Becca’s pick: “Teach Me Tonight” (season two, episode 19)
Like Erik, my loyalties lie with Jess. At the peak of my Gilmore Girls obsession, I was about 16, catching the show on ABC Family after school, and when Jess hit the Stars Hollow scene in season two I was never late getting home. (Yes, maybe I did skip first period—it was gym, probably—to catch the 10 a.m. airing instead of waiting until 4 p.m. for the cliffhanger to be resolved.) Jess was just the character to challenge not only Rory’s wit, but also her sense of adventure—or lack thereof. Until Jess arrived, it’s possible Rory had never truly broken any sort of rules, which is a rite of passage for every teenager. Romantic chemistry is another thing no teenager should be robbed of (ahem, Dean). Leave it to Luke to unwittingly pair Jess and Rory together as study buddies, providing both mischief and a sexual tension so thick it could be cut with a knife by the time Rory says, “Turn right,” and an innocent-enough ice cream run solidifies that Jess’ crush isn’t unrequited. Thus begins a real maturation for Rory, as she discovers what it’s like to navigate a relationship where she’s not always in the driver’s seat.
It’s not a surprise that strong family episodes abound on this list, as no matter what flight of fancy Amy Sherman-Palladino explored around the edges of Stars Hollow, Gilmore Girls was never better than when it was addressing the up-and-down relationships among Lorelei, Rory, Richard, and Emily.
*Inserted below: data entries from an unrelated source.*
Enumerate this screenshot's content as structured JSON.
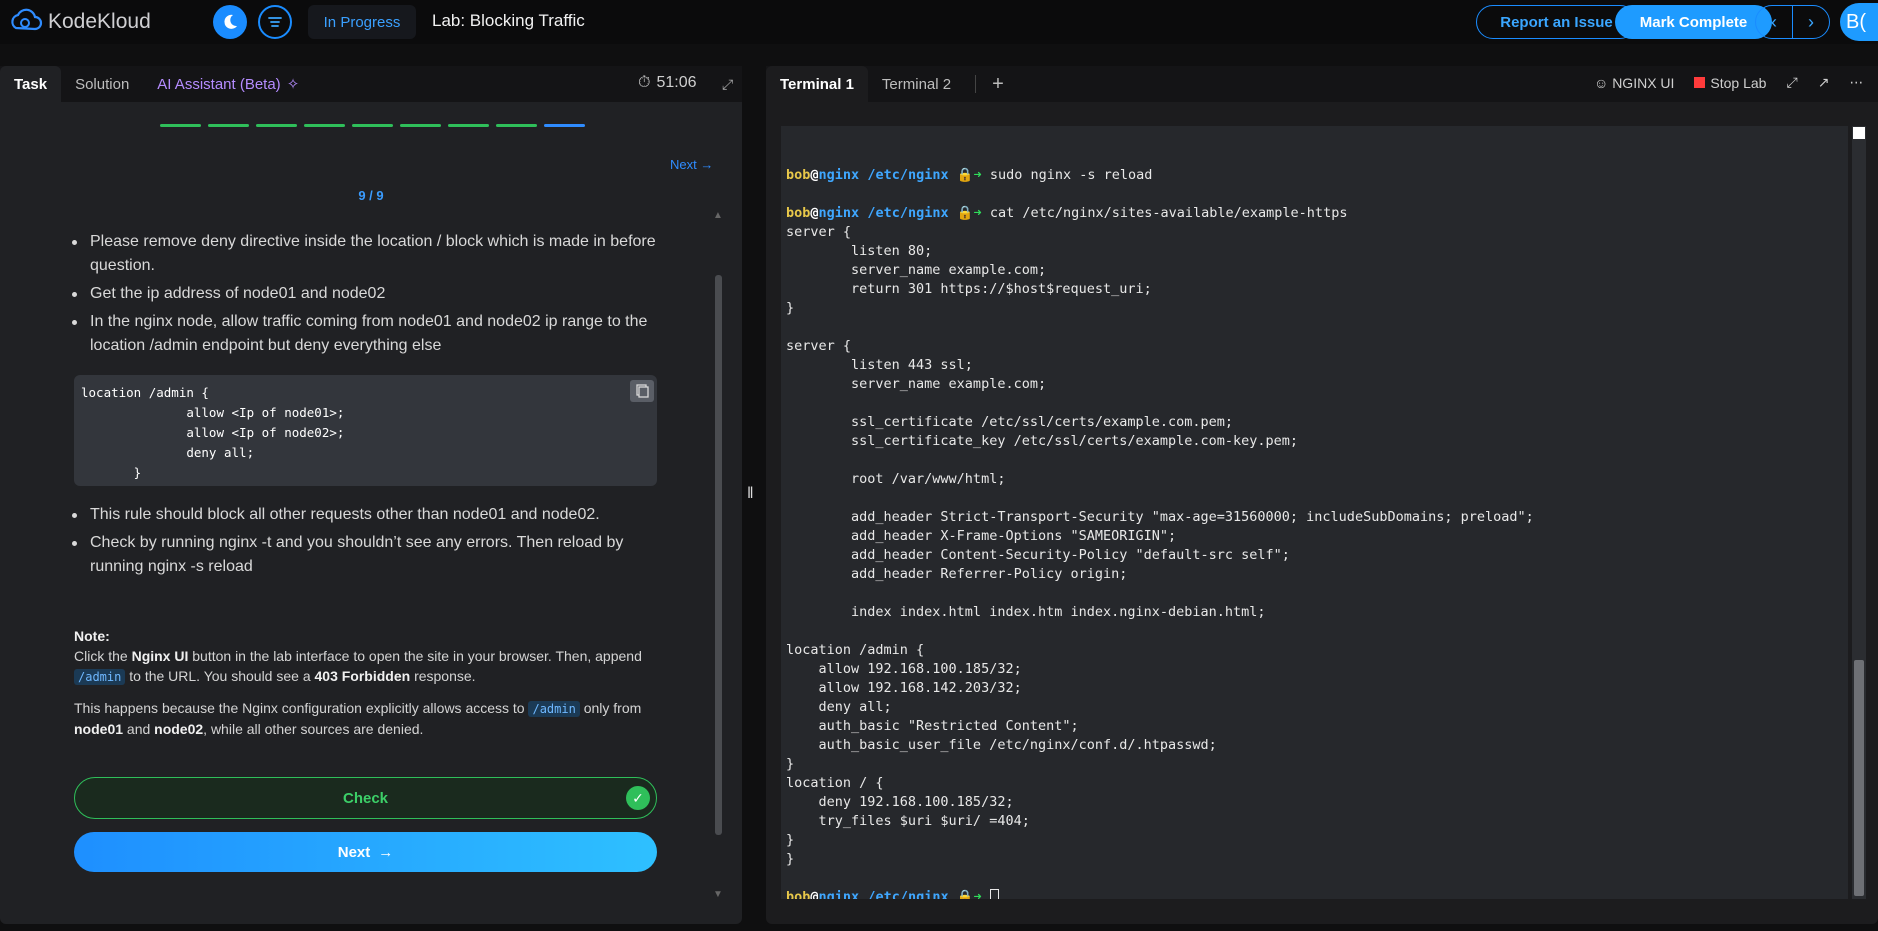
{
  "header": {
    "brand": "KodeKloud",
    "status": "In Progress",
    "lab_title": "Lab: Blocking Traffic",
    "report_label": "Report an Issue",
    "complete_label": "Mark Complete",
    "avatar_initials": "B("
  },
  "left_panel": {
    "tabs": [
      {
        "label": "Task"
      },
      {
        "label": "Solution"
      },
      {
        "label": "AI Assistant (Beta)"
      }
    ],
    "timer": "51:06",
    "progress": {
      "completed": 8,
      "current": 9,
      "total": 9
    },
    "next_link": "Next →",
    "step_count": "9 / 9",
    "bullets_a": [
      "Please remove deny directive inside the location / block which is made in before question.",
      "Get the ip address of node01 and node02",
      "In the nginx node, allow traffic coming from node01 and node02 ip range to the location /admin endpoint but deny everything else"
    ],
    "code": "location /admin {\n              allow <Ip of node01>;\n              allow <Ip of node02>;\n              deny all;\n       }",
    "bullets_b": [
      "This rule should block all other requests other than node01 and node02.",
      "Check by running nginx -t and you shouldn’t see any errors. Then reload by running nginx -s reload"
    ],
    "note": {
      "label": "Note:",
      "p1_a": "Click the ",
      "p1_b": "Nginx UI",
      "p1_c": " button in the lab interface to open the site in your browser. Then, append ",
      "p1_code": "/admin",
      "p1_d": " to the URL. You should see a ",
      "p1_e": "403 Forbidden",
      "p1_f": " response.",
      "p2_a": "This happens because the Nginx configuration explicitly allows access to ",
      "p2_code": "/admin",
      "p2_b": " only from ",
      "p2_c": "node01",
      "p2_d": " and ",
      "p2_e": "node02",
      "p2_f": ", while all other sources are denied."
    },
    "check_label": "Check",
    "next_label": "Next"
  },
  "right_panel": {
    "tabs": [
      {
        "label": "Terminal 1"
      },
      {
        "label": "Terminal 2"
      }
    ],
    "nginx_ui": "NGINX UI",
    "stop_lab": "Stop Lab",
    "prompt": {
      "user": "bob",
      "host": "nginx",
      "path": "/etc/nginx"
    },
    "cmd1": "sudo nginx -s reload",
    "cmd2": "cat /etc/nginx/sites-available/example-https",
    "output": "server {\n        listen 80;\n        server_name example.com;\n        return 301 https://$host$request_uri;\n}\n\nserver {\n        listen 443 ssl;\n        server_name example.com;\n\n        ssl_certificate /etc/ssl/certs/example.com.pem;\n        ssl_certificate_key /etc/ssl/certs/example.com-key.pem;\n\n        root /var/www/html;\n\n        add_header Strict-Transport-Security \"max-age=31560000; includeSubDomains; preload\";\n        add_header X-Frame-Options \"SAMEORIGIN\";\n        add_header Content-Security-Policy \"default-src self\";\n        add_header Referrer-Policy origin;\n\n        index index.html index.htm index.nginx-debian.html;\n\nlocation /admin {\n    allow 192.168.100.185/32;\n    allow 192.168.142.203/32;\n    deny all;\n    auth_basic \"Restricted Content\";\n    auth_basic_user_file /etc/nginx/conf.d/.htpasswd;\n}\nlocation / {\n    deny 192.168.100.185/32;\n    try_files $uri $uri/ =404;\n}\n}"
  },
  "colors": {
    "accent": "#1e9bff",
    "success": "#2fbf5a",
    "ai": "#b58cff",
    "stop": "#ff3b3b"
  }
}
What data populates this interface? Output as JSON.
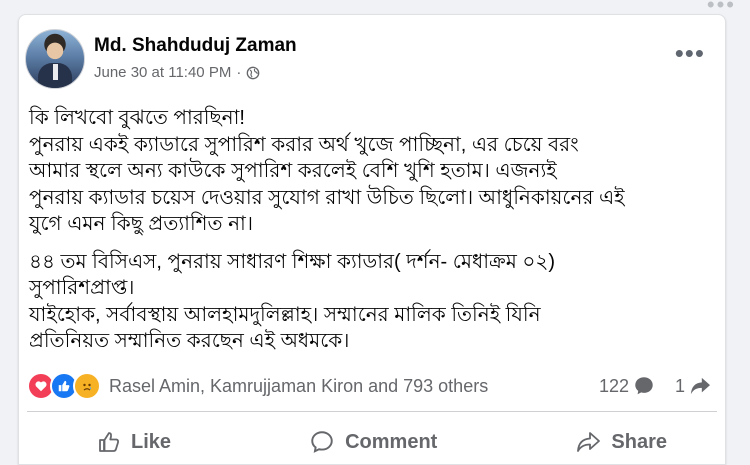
{
  "post": {
    "author": "Md. Shahduduj Zaman",
    "timestamp": "June 30 at 11:40 PM",
    "meta_separator": "·",
    "privacy_icon": "globe-icon",
    "paragraphs": [
      {
        "lines": [
          "কি লিখবো বুঝতে পারছিনা!",
          "পুনরায় একই ক্যাডারে সুপারিশ করার অর্থ খুজে পাচ্ছিনা, এর চেয়ে বরং",
          "আমার স্থলে অন্য কাউকে সুপারিশ করলেই বেশি খুশি হতাম। এজন্যই",
          "পুনরায় ক্যাডার চয়েস দেওয়ার সুযোগ রাখা উচিত ছিলো। আধুনিকায়নের এই",
          "যুগে এমন কিছু প্রত্যাশিত না।"
        ]
      },
      {
        "lines": [
          "৪৪ তম বিসিএস, পুনরায় সাধারণ শিক্ষা ক্যাডার( দর্শন- মেধাক্রম ০২)",
          "সুপারিশপ্রাপ্ত।",
          "যাইহোক, সর্বাবস্থায় আলহামদুলিল্লাহ। সম্মানের মালিক তিনিই যিনি",
          "প্রতিনিয়ত সম্মানিত করছেন এই অধমকে।"
        ]
      }
    ]
  },
  "reactions": {
    "icons": [
      "love",
      "like",
      "sad"
    ],
    "summary": "Rasel Amin, Kamrujjaman Kiron and 793 others",
    "comment_count": "122",
    "share_count": "1"
  },
  "actions": {
    "like": "Like",
    "comment": "Comment",
    "share": "Share"
  },
  "colors": {
    "background": "#f0f2f5",
    "card": "#ffffff",
    "secondary_text": "#65676b",
    "like_blue": "#1877f2",
    "love_red": "#f33e58",
    "sad_yellow": "#f7b125"
  }
}
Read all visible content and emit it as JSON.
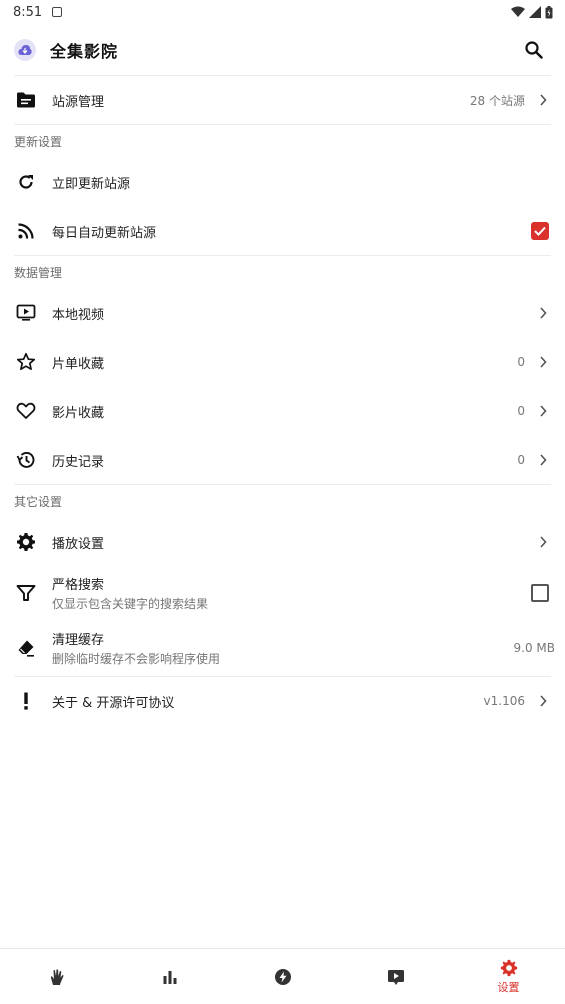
{
  "status": {
    "time": "8:51"
  },
  "app": {
    "title": "全集影院"
  },
  "site_source": {
    "label": "站源管理",
    "value": "28 个站源"
  },
  "update_section": {
    "title": "更新设置",
    "items": [
      {
        "label": "立即更新站源"
      },
      {
        "label": "每日自动更新站源",
        "checked": true
      }
    ]
  },
  "data_section": {
    "title": "数据管理",
    "items": [
      {
        "label": "本地视频",
        "value": ""
      },
      {
        "label": "片单收藏",
        "value": "0"
      },
      {
        "label": "影片收藏",
        "value": "0"
      },
      {
        "label": "历史记录",
        "value": "0"
      }
    ]
  },
  "other_section": {
    "title": "其它设置",
    "play": {
      "label": "播放设置"
    },
    "strict_search": {
      "label": "严格搜索",
      "sub": "仅显示包含关键字的搜索结果",
      "checked": false
    },
    "clear_cache": {
      "label": "清理缓存",
      "sub": "删除临时缓存不会影响程序使用",
      "value": "9.0 MB"
    }
  },
  "about": {
    "label": "关于 & 开源许可协议",
    "value": "v1.106"
  },
  "bottom_nav": {
    "settings_label": "设置"
  },
  "colors": {
    "accent": "#d9312b",
    "text": "#1f1f1f",
    "secondary": "#777777"
  }
}
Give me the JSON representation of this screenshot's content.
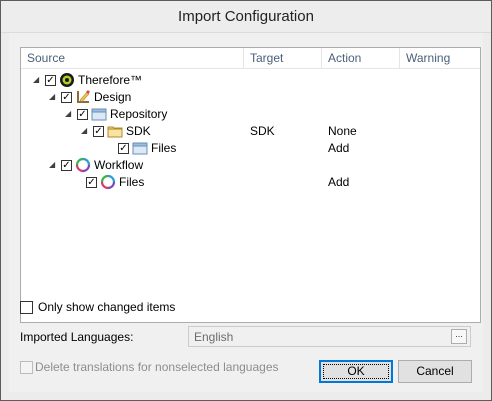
{
  "window": {
    "title": "Import Configuration"
  },
  "tree": {
    "columns": {
      "source": "Source",
      "target": "Target",
      "action": "Action",
      "warning": "Warning"
    },
    "rows": [
      {
        "label": "Therefore™",
        "target": "",
        "action": "",
        "icon": "therefore-logo-icon",
        "expanded": true,
        "checked": true
      },
      {
        "label": "Design",
        "target": "",
        "action": "",
        "icon": "design-icon",
        "expanded": true,
        "checked": true
      },
      {
        "label": "Repository",
        "target": "",
        "action": "",
        "icon": "repository-folder-icon",
        "expanded": true,
        "checked": true
      },
      {
        "label": "SDK",
        "target": "SDK",
        "action": "None",
        "icon": "folder-icon",
        "expanded": true,
        "checked": true
      },
      {
        "label": "Files",
        "target": "",
        "action": "Add",
        "icon": "files-icon",
        "expanded": false,
        "checked": true
      },
      {
        "label": "Workflow",
        "target": "",
        "action": "",
        "icon": "workflow-icon",
        "expanded": true,
        "checked": true
      },
      {
        "label": "Files",
        "target": "",
        "action": "Add",
        "icon": "workflow-files-icon",
        "expanded": false,
        "checked": true
      }
    ]
  },
  "only_changed": {
    "label": "Only show changed items",
    "checked": false
  },
  "languages": {
    "label": "Imported Languages:",
    "value": "English",
    "browse": "..."
  },
  "delete_translations": {
    "label": "Delete translations for nonselected languages",
    "checked": false,
    "enabled": false
  },
  "buttons": {
    "ok": "OK",
    "cancel": "Cancel"
  },
  "colors": {
    "accent": "#0078d7",
    "folder": "#f5d67a",
    "header_text": "#4c607a"
  }
}
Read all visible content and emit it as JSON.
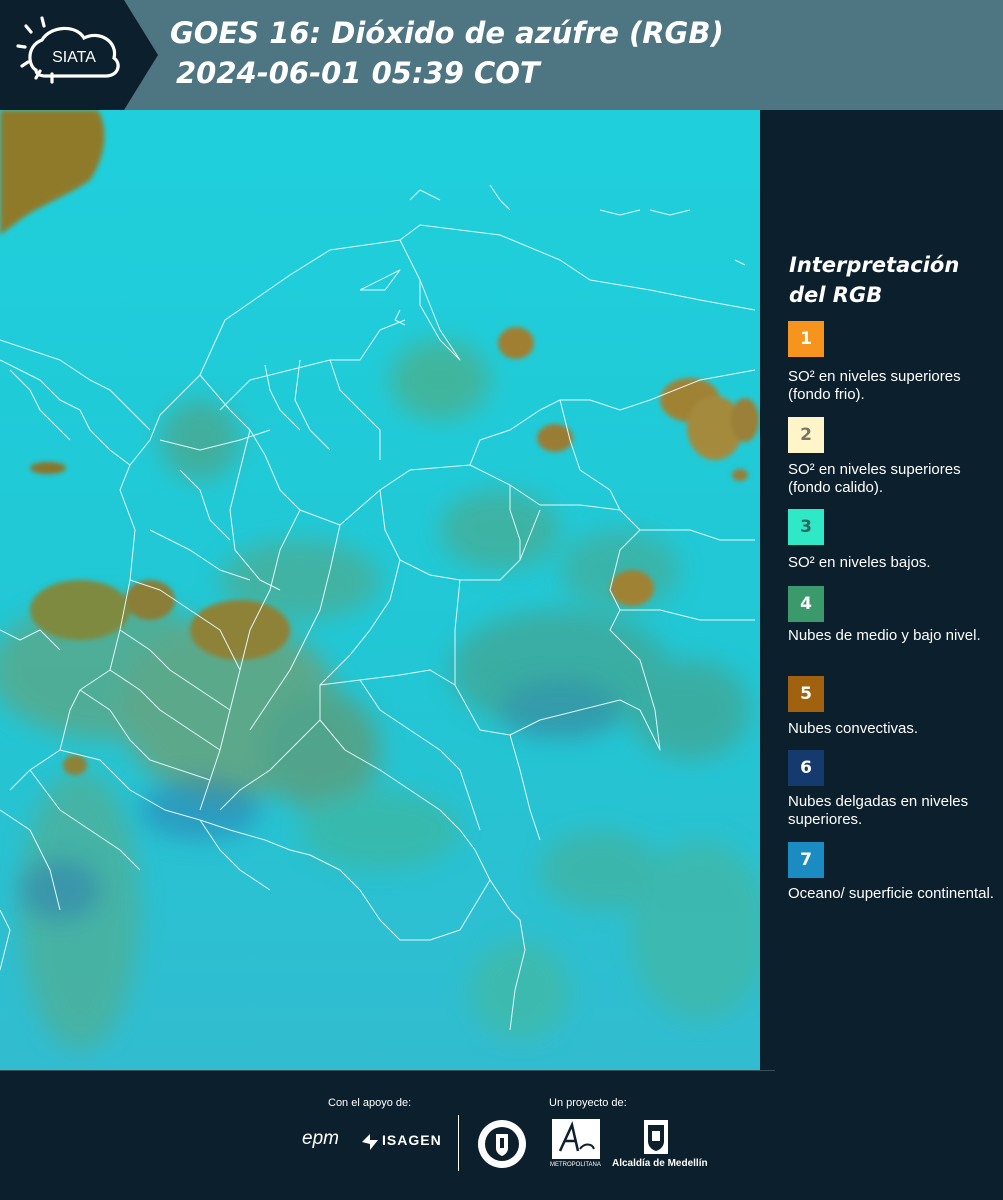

Season six has its issues (best exemplified by the sudden, awkward addition of Luke’s daughter, April, who occupies one of the B-plots of this episode), but “Friday Night’s Alright For Fighting” addresses the biggest one head on: the fracture of the Gilmore family in the wake of Rory’s arrest at the end of season five. Until the final act, the episode is a decent-if-typical installment of the show, with Lorelei dealing with the decision to postpone her wedding to Luke and Rory dealing with Paris’ inability to run the Yale newspaper. This all changes when Lorelei and Rory return to the Gilmore mansion for Friday-night dinner, and all of the long-simmering tensions explode in a tense and hilarious sequence that blows the roof off of the show’s established visual landscape. Like “They Shoot Gilmores, Don’t They?” this episode is written by Amy Sherman-Palladino and directed by Kenny Ortega as almost a cross between a stage play and an experimental film, switching between static shots and kinetic handheld camera work as the Gilmores fight and laugh, and then laugh and fight some more. It’s essentially a microcosm of their entire familial relationship in one sequence, and a stunning series highlight.